Alice is too shy to speak of her spirit stirring, her sweet conviction, however fragile, that she is real. Those ominous words, I'm going to be very busy, she rightly interprets as a brush off, but that is crowded out by feelings of delight at Cathy's too generous present. Meanwhile Cathy is pushing her specs up the bridge of her nose and saying:


“I'll wrap her up for you, she's brittle that's the curse of working with Raku clay, but if I pad her and pack her safely in a box she should survive the journey. I've some bubble wrap somewhere... “


Cathy starts hunting behind the sheet covering a low table, she is successful in her search and starts wrapping the Reader in sheets of bubble wrap, her long sensitive fingers quick and deft. She continues to talk:


“My Raku work is a hobby, really, it's my art therapy work that's the main thing. I've always wanted to help people. Right, can you hold the box and I'll lift her in?”


“Like this? Careful, she's catching on an edge, slide her in. I think you're a real artist, your Raku work is as important as your paid work, they're both careers.”

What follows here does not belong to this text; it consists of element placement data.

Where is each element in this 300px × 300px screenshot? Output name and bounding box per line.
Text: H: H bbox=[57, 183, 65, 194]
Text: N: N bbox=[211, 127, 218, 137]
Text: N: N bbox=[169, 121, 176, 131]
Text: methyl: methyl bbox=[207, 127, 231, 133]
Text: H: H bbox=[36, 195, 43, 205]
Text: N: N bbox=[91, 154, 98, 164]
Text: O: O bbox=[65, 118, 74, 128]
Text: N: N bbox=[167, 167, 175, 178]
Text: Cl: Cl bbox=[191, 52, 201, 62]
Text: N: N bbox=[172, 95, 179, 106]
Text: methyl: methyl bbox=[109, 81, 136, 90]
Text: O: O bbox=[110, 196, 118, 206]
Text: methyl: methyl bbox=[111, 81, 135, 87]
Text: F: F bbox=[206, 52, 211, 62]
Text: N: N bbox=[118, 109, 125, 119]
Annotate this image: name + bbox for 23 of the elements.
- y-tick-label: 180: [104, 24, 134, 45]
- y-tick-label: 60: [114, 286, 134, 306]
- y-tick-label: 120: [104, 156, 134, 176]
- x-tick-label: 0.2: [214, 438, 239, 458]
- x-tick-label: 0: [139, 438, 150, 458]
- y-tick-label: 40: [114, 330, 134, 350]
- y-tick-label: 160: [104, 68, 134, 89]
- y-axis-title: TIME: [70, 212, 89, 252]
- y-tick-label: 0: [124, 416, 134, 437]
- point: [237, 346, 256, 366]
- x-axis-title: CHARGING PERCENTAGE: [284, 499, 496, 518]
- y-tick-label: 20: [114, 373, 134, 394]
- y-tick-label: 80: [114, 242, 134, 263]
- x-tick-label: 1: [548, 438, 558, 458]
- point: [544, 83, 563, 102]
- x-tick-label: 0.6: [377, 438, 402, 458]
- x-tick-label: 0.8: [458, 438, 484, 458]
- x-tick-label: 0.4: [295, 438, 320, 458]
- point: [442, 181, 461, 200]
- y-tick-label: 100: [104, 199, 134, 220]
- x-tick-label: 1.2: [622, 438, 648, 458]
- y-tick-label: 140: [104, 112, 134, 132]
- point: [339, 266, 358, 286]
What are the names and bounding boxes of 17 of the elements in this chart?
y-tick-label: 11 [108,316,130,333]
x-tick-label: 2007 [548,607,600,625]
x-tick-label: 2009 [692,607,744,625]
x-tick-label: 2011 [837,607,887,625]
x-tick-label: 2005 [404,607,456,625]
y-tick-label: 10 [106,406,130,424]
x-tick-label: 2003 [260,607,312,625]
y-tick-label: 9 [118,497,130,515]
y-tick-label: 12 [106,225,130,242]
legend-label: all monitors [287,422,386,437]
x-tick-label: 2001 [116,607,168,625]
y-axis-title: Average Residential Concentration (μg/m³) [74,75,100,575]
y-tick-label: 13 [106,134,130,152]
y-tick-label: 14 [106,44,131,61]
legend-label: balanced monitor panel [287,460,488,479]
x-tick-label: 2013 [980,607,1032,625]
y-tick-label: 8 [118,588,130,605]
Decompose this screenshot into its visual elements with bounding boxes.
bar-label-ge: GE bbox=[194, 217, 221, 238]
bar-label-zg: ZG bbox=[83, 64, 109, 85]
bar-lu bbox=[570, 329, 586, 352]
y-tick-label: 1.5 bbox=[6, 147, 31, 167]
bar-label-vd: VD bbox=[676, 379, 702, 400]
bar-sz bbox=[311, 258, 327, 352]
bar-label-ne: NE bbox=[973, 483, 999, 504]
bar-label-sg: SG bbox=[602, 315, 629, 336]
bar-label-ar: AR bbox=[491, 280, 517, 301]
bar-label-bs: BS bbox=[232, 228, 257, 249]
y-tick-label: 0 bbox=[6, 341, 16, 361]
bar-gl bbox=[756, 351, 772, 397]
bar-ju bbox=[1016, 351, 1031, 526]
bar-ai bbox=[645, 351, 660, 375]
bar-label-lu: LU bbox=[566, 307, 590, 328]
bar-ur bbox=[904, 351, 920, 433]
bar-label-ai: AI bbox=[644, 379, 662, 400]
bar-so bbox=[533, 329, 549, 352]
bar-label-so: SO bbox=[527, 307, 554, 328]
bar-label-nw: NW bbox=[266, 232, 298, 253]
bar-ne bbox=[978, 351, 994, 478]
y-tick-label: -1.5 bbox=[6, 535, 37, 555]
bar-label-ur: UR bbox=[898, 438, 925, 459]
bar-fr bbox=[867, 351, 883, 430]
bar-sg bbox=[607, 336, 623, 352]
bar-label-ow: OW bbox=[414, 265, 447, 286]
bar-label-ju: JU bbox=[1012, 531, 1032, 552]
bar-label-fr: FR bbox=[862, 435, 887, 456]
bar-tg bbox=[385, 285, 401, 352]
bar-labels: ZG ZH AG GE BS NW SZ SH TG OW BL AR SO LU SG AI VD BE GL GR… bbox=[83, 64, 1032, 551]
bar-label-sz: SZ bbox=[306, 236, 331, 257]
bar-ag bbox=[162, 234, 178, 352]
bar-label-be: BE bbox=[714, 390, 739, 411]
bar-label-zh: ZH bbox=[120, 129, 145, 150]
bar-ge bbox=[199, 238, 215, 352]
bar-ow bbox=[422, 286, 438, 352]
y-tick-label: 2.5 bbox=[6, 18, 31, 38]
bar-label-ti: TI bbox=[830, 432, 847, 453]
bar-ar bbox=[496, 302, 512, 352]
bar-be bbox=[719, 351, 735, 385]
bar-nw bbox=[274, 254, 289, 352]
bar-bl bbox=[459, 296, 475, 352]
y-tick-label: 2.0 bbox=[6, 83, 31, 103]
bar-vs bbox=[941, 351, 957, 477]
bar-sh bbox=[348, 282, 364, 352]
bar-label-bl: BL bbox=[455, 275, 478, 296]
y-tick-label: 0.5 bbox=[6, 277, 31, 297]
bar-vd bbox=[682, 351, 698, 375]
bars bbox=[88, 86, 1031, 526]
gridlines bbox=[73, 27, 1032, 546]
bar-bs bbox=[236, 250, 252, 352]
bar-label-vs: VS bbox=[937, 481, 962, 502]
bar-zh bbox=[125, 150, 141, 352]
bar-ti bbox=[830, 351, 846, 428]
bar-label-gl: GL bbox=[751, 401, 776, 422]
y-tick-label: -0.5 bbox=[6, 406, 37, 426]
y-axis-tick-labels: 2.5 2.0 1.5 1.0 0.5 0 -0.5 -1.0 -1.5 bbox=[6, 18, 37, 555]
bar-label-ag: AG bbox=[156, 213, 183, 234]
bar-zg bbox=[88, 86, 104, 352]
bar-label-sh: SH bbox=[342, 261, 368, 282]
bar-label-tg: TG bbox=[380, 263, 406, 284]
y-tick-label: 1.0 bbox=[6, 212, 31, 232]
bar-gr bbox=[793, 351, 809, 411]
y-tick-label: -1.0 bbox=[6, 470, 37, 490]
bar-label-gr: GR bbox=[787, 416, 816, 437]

Cathy tapes the box shut, and rests on her heels, her eyes very bright behind her specs: “No, it's just my hobby. Careful with your box, Alice, I'll have to let you go, I've got people coming round.”


They descend the stairs and Cathy sees Alice to the front door: “It's not too heavy. Take care, bye Alice.”


“Goodbye.”


The front door closes Alice out of Cathy's life, temporarily perhaps but Alice has been rather hurried off. Now she is alone with the rain and neon lights, inky shadows in small, hedged front gardens move as Alice moves past, cradling her cargo in its little box. It's a bit awkward carrying it because she can't see her feet, she concentrates on scanning the shining reaches of the pavement coming up in front, checking there are no obstacles. Alice is poised on a knife edge, happy with her present, unhappy about being dismissed, hurried off and being told how busy Cathy is going to be. She gives up and thinks instead of arriving home with her sculpture intact.